Ainda bem, mas quanto a grandes operações estamos conversados. Não ponho em causa a eficiência, nem ponho em causa que se pudesse e devesse intervir de alguma forma, mas também não é preciso transformar a coisa numa operação de Hollywood, porque não foi, e também não precisamos (ou precisamos?), quais tolos, de papas e bolos.

E também não é necessário inventar terrorismo, que me parece que não é, muito menos com o argumento – juridicamente imprestável, para não dizer pior – de que, se não for terrorismo, não é nada, e, além disso, não se poderia intervir. Ora, nem uma coisa nem outra são verdade. Uma coisa ou é ou não é, e não se força que seja só porque, não sendo, não seria nada.

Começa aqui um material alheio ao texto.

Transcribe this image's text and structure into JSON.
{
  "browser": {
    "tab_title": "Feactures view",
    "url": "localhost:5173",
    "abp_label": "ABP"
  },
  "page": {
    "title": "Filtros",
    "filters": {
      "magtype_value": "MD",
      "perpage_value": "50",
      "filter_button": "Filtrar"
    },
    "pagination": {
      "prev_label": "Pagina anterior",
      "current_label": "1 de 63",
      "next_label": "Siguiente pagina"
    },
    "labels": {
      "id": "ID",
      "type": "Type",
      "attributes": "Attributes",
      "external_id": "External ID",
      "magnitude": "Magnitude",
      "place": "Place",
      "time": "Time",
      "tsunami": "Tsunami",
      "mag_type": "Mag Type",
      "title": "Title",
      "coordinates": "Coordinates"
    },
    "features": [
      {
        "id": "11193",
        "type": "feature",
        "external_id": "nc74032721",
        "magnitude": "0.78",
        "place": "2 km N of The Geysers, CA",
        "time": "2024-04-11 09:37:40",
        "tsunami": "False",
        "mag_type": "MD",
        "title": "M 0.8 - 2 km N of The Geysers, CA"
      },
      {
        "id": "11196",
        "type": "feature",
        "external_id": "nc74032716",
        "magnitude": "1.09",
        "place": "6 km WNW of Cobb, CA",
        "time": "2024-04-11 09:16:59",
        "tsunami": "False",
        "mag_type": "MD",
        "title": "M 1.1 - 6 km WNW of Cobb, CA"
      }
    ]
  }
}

Em Direito não é assim, muito menos em Direito Penal. Por outro lado, não sendo terrorismo (que me parece que não é, e se for não é mais do que “um terrorismo de trazer por casa”), pode ser alguma outra coisa. E também é certo que não precisa de ser terrorismo à força para se poder intervir. Portanto, a novela do terrorismo é muito barulho por quase nada, e não é precisa para coisa nenhuma, exceto para dar lustro e para dar espetáculo, ou as duas coisas juntas. 

O jovem facínora (que antes de mais terá, por certo, problemas médicos relevantes) parece que terá preparado um presumível ataque com grande método e organização, incluindo as coisas mais comezinhas do dia a dia, e o plano começaria por levantar da cama e tomar o pequeno-almoço e, depois, ir para a Faculdade, et cetera. Tudo num papelinho, muito arrumado, e que incluía atos preparatórios de atos preparatórios – um caso típico de relevância penal, claro, está bom de ver.

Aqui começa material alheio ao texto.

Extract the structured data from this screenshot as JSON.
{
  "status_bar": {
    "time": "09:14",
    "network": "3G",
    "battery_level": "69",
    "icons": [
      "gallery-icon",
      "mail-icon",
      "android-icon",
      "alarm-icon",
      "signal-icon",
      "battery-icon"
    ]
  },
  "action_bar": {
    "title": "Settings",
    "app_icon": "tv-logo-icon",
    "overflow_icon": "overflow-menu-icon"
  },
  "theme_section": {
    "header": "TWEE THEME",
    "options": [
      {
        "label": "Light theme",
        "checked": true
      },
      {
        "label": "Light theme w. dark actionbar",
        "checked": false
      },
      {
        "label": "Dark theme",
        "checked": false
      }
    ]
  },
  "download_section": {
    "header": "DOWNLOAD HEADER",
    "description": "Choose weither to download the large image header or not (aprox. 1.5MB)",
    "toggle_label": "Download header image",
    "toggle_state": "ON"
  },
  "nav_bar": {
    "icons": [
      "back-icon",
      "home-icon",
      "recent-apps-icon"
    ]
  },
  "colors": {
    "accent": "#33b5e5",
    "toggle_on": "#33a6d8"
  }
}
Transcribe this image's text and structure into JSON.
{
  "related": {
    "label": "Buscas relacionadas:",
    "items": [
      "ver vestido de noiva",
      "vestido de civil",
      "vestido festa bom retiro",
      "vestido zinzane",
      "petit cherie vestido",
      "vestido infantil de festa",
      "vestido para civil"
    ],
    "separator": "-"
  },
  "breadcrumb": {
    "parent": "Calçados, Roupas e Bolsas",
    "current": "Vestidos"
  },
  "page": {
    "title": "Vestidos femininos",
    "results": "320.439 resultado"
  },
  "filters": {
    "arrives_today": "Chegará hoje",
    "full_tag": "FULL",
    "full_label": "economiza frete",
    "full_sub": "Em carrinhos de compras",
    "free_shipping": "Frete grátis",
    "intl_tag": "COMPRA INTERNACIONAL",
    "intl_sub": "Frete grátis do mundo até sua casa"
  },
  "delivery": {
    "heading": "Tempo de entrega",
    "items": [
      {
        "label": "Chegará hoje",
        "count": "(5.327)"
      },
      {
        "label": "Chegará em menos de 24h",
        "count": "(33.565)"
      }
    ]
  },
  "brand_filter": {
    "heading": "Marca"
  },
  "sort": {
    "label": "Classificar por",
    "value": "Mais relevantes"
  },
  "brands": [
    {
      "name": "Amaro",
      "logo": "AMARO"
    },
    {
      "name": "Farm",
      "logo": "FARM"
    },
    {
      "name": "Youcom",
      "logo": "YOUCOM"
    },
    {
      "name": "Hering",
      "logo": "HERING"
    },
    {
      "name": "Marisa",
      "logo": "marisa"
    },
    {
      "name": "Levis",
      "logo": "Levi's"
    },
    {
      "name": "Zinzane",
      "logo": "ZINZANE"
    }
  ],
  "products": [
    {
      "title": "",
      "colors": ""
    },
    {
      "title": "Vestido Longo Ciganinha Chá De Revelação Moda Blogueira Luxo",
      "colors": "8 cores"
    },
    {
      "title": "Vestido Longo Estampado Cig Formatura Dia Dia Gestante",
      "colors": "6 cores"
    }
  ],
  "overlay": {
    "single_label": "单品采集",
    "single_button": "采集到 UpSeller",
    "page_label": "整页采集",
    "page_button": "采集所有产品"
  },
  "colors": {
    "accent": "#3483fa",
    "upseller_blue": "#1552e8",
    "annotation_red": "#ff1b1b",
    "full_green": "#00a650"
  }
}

E teve o supremo cuidado de dar notícia do planeamento (uma coisa mesmo própria de terroristas, óbvio), não sei se incluindo ou não o pequeno-almoço e o arranjo do penteado, um pouco como aqueles miúdos e graúdos que gritam “agarrem-me, senão eu bato-lhe”. Ah, mas arranjou armas, e isso já pode ser terrorismo. Que armas? Arco e flechas, uns sprays ou parecido, facas e, last but not least, uma besta. E pronto, era isto. Não estou a tirar importância nem gravidade, mas era isto, e não mais do que isto. Uma besta, realmente.

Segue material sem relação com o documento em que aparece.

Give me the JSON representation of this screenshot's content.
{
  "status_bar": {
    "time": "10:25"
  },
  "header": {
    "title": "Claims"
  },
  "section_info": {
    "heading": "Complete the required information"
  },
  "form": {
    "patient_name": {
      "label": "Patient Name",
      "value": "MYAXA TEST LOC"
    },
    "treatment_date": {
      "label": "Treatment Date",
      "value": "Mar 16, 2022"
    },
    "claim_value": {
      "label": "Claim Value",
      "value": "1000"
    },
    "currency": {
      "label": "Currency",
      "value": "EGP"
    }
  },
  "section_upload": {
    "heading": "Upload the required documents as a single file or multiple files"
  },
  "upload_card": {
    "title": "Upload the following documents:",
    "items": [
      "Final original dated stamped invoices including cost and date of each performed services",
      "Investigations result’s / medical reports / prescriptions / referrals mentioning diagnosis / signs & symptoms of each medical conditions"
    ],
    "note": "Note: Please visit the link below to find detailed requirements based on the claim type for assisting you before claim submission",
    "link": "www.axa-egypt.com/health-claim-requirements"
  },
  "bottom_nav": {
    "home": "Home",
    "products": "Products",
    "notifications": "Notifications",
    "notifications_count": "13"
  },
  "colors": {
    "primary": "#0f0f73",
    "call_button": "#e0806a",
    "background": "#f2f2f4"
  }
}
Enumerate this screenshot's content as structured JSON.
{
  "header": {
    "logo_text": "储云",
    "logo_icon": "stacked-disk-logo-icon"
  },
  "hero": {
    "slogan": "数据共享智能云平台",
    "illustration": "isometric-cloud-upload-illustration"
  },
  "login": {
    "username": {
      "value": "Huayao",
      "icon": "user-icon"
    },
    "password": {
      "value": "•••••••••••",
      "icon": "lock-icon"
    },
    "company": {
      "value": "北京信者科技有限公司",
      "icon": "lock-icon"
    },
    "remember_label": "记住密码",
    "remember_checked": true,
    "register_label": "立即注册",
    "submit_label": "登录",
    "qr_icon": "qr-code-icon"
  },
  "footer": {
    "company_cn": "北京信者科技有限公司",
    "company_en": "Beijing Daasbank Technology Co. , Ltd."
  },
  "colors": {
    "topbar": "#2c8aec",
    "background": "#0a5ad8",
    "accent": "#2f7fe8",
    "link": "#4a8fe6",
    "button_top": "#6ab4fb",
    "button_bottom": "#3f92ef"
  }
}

E besta também serei eu, certamente, por não ver na Lei, assim às primeiras, nenhum número nem nenhuma alínea terrorista onde isto caiba (salvo melhor e mais esclarecida opinião), e sobretudo por achar que isto tudo é capaz de ser uma grande barulheira por, afinal, muito menos do que parece. E uma barulheira (que poderia ter sido evitada na origem) que tem efeitos, vários, e muitos deles não são lá muito bons.